Nach Erwin kamen noch zwei andere Büros, wobei eines davon nicht besetzt war, ehe wir vor der unseres Abteilungsführers standen. Genervt donnerte Ruby ihre Faust auf das Holz und rief: „Die Sklaven sind da!" Ohne auf eine Antwort zu warten, stieß sie die Tür auf und über ihre Schulter konnte ich erkennen, dass sie von Levi einen ziemlich missbilligend Blick zugeworfen bekam. Aber Ruby wäre nicht Ruby, wenn sie das in irgendeiner Weise interessieren würde. Ohne ein Wort des Empfangs wandte sich Levi so wie jeder andere zuvor auch wieder seiner Arbeit zu, während wir sein Fenster putzten. Da es nicht sonderlich dreckig war, waren wir schnell fertig und ich kommentierte in der wagen Hoffnung, die Strafe verschieben zu können: „Weißt du, Levi, es gibt wirklich kein schlechteres Wetter, um Fenster zu putzen." Ich sah nach draußen auf die grauen Wolken und die reifbedeckte Welt außerhalb des Fensters. Die Temperaturen waren in den letzten drei Wochen rapide gefallen, sodass ich hoffte bald Schnee zu sehen. Ich liebte Schnee! Allerdings war Levis Antwort, die ich bekam, eisiges Schweigen, weshalb ich seufzend den anderen zum nächsten „Kunden" folgte.

Bis zum Mittagessen hatten wir etwa die Hälfte aller Fenster geputzt, wurden von dem ein oder anderen angeblafft, was wir denn wollten und blafften dann zurück, dass das nun mal unser Job war und man sich gefälligst beim Hauptgefreiten beschweren gehen sollte. Da waren die meisten still und ließen uns machen. Beim Mittagessen versuchten uns unsere Teamkollegen etwas aufzubauen, was zwar nicht sonderlich viel half, aber dafür nervten Ruby und ich Eren den Nachmittag dann mit Weihnachtsliedern, während wir putzten.

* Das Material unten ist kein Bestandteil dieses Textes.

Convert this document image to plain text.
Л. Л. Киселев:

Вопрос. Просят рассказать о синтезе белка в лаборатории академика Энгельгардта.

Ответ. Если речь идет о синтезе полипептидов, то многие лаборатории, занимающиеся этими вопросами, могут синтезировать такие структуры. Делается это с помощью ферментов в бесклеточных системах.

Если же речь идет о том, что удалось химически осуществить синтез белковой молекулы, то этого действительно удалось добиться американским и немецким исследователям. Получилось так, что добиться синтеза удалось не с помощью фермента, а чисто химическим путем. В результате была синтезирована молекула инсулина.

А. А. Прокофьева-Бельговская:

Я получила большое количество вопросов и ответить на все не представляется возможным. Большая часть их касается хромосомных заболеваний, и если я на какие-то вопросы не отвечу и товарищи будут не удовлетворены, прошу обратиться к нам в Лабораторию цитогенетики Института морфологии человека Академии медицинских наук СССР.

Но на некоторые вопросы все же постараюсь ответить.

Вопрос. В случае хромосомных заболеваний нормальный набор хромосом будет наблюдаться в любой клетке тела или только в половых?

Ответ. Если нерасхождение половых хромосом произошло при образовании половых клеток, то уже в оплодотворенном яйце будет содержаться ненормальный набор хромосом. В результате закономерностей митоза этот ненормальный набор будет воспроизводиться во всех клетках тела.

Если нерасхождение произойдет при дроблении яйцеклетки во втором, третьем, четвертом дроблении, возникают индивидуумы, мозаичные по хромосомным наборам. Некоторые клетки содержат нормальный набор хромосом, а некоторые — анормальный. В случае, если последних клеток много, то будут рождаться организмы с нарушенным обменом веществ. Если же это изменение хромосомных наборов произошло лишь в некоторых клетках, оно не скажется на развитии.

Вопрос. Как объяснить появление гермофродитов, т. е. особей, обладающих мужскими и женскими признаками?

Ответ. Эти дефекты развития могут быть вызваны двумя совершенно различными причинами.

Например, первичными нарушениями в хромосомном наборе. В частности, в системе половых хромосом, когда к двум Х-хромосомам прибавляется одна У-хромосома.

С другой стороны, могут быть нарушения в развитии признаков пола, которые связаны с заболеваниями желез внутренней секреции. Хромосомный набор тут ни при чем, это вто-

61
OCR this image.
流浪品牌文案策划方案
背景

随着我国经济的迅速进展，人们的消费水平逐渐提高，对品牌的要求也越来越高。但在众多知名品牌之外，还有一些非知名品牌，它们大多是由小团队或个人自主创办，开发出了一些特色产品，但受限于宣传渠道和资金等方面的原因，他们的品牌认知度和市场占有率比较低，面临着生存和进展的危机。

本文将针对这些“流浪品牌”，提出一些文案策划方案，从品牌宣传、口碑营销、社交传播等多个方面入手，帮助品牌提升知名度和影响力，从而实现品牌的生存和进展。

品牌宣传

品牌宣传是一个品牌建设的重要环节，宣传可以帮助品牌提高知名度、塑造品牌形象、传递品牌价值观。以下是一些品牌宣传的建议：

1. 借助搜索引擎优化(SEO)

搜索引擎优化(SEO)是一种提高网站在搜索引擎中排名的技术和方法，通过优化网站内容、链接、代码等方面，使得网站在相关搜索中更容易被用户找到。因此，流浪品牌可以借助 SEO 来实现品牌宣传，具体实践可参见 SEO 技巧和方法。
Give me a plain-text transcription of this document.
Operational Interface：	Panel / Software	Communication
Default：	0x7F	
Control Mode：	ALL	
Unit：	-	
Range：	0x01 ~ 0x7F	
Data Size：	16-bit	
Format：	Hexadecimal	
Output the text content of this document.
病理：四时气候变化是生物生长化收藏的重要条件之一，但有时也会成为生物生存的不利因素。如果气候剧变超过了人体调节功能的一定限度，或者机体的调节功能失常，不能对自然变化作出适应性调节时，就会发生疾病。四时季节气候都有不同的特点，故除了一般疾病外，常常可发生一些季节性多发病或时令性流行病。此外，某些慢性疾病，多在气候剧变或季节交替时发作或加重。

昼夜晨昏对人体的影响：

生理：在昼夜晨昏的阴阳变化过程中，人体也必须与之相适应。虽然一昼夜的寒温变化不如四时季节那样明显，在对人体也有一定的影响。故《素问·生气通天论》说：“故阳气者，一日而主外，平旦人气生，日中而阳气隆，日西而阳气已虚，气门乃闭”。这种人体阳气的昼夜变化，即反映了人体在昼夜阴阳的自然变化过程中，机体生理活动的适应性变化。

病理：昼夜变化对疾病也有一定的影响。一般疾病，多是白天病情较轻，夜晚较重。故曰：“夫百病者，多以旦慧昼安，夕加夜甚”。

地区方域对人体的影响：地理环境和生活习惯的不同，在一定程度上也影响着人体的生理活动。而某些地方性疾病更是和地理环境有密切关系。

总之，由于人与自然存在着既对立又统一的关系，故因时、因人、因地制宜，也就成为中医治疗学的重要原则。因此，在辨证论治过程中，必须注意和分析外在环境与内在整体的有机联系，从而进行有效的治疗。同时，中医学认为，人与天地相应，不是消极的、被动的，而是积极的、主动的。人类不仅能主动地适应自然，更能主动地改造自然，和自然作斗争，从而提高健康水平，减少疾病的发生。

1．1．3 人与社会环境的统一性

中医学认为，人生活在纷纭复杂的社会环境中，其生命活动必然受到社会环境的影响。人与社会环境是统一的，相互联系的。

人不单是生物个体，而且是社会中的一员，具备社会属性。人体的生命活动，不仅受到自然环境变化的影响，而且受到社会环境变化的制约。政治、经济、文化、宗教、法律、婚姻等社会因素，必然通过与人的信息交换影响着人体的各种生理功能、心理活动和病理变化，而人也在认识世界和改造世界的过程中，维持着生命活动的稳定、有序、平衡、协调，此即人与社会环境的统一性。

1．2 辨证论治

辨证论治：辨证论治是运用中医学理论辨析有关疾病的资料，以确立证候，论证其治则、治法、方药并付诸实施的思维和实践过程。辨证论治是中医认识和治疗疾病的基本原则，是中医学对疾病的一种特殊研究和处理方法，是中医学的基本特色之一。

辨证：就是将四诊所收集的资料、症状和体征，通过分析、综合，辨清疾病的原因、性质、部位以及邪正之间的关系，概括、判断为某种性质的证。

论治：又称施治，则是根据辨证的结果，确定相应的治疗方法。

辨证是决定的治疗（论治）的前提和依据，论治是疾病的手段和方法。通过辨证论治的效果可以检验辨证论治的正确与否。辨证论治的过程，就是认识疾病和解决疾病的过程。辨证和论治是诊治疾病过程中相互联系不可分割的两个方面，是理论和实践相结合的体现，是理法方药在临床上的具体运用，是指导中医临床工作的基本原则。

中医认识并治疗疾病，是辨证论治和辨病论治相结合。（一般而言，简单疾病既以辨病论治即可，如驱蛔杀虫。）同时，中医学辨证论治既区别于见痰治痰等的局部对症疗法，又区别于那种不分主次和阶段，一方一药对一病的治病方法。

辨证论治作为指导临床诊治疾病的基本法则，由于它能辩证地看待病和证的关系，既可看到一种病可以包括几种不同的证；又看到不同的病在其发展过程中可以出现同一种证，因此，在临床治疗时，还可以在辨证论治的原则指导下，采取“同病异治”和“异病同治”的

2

Gegen Abendessen war es draußen schon längst dunkel und wir putzten noch die letzten Fenster. Jeder hatte noch zwei vor sich und Ruby und ich sangen Winter Wonderland im besten Duett. Ich wischte gerade die letzten Tropfen weg als mir die weißen Pünktchen in der Nacht auffielen. Begeistert unterbrach ich den Refrain, sowie meine Arbeit und meinte wie ein glückliches Kleinkind: „Es schneit!" Eren hielt auch inne und lächelte glückselig: „Du hast recht." „Wo?", kam von Ruby, die sich in den Fensterrahmen gesetzt hatte, um die Außenseite des Fensters zu putzen. Sie verrenkte sich, um sich das Spektakel ansehen zu können und fiel rücklinks nach draußen. „Ruby!", rief ich erschrocken und stürzte mit Eren zum Fenster und sah hinaus. Unten lag Ruby auf dem Rücken mit den Beinen an der Mauer und sah in den Himmel. „Wow", meinte sie nur und schaute den weißen Flocken auf ihrem Weg nach. Eren und ich begannen zu lachen und warteten, dass Ruby wieder aufstand. Wir zogen sie schließlich irgendwie durch das Fenster wieder nach drinnen und beendeten unsere Arbeit mit den nächsten Fenstern.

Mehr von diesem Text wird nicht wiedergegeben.